Let's look at each of these in turn.
Which markets will be most receptive for my company’s goods and/or services?
There are many resources that can help answer this question:
The International Trade Administration offers a full complement of services including:
Export Counseling
International Customer Profile – detailed analysis of specific overseas buyers
Business Matchmaking – introducing U.S. companies to potential international buyers
Trade Missions
Other services export.gov
Country Commercial Guides (CCGs) containing analyses of economic, political and marketing conditions around the world are prepared annually by trade and industry experts at U.S. embassies for the U.S. business community. The guides are provided at no cost by visiting the export.gov website Country Commercial Guides.
The Export-Import Bank of the United States' (EXIM) Country Limitation Schedule – listing of countries where EXIM Bank is willing or unwilling to provide financial tools like export credit insurance or a working capital lender loan guarantee.
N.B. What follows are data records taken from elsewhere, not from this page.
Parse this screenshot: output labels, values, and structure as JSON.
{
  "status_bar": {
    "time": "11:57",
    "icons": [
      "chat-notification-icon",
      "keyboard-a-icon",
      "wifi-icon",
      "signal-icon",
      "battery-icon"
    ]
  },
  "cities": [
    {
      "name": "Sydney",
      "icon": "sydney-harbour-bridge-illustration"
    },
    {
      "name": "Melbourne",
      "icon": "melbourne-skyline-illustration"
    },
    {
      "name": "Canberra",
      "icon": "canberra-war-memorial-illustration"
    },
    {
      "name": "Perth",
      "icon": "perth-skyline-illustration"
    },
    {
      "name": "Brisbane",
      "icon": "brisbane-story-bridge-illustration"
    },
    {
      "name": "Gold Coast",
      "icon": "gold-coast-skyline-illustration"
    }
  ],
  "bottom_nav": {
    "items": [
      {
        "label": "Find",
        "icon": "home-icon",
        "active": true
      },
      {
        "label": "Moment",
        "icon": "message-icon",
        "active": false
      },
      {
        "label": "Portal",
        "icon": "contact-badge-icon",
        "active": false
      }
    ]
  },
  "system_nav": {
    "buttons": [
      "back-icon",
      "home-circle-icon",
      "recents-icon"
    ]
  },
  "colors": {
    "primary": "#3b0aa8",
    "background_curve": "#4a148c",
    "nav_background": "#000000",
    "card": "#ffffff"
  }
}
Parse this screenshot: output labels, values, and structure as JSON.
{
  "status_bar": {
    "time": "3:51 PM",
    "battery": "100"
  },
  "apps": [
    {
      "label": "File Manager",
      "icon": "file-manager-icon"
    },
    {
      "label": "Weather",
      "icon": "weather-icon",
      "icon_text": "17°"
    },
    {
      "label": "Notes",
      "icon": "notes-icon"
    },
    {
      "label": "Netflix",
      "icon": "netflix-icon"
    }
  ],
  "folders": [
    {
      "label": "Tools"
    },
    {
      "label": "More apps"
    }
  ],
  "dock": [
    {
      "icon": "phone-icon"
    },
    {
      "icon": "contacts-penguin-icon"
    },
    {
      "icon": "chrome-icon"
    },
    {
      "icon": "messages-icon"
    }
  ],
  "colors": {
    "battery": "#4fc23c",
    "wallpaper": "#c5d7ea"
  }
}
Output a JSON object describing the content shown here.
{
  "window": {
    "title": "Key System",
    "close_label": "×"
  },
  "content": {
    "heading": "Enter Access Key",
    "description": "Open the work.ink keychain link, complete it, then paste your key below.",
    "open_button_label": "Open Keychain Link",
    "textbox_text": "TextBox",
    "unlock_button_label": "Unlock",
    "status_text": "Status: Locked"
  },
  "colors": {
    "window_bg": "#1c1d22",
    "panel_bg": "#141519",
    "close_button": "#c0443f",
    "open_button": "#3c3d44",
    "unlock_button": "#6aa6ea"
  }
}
Country Limitation Schedule
How will selling internationally affect the company’s operations?
When choosing an export market, think about the implications of different time zones, product installation and servicing, and understanding the local language and business customs.
Many U.S-based companies have their eyes on countries in Asia, which is great. One thing to keep in mind is the 12 hour time difference between New York and Beijing. Teleconferences, webinars and other real-time communications require flexibility on both ends. Be sure your staff and the international buyer’s staff will accommodate non-traditional business hours.
Also think through how you will service your product in a market that may be 8,000 miles or more away. Do you have employees that will travel long distances when needed? Can you get replacement parts/systems through customs in a timely manner?
Finally, there’s nothing like speaking the same language. Are you or some of your employees native speakers of a foreign language? Has anyone on your staff lived and worked overseas and is knowledgeable about local customs? Perhaps one of your colleagues has international contacts that can work with you.
How do I mitigate risk while navigating unchartered waters?
Export credit insurance from EXIM is one way to mitigate risk for new and existing exporters by insuring your foreign receivables against nonpayment by international buyers. Once you have chosen your market, export credit insurance empowers you to offer credit terms to buyers in that market, secure in the knowledge that your receivables are protected from nonpayment.
So, consider the benefits of selling outside of the U.S., choose your market carefully and arm yourself with export credit insurance. Then join the hundreds of thousands of U.S. small businesses that are exporting today.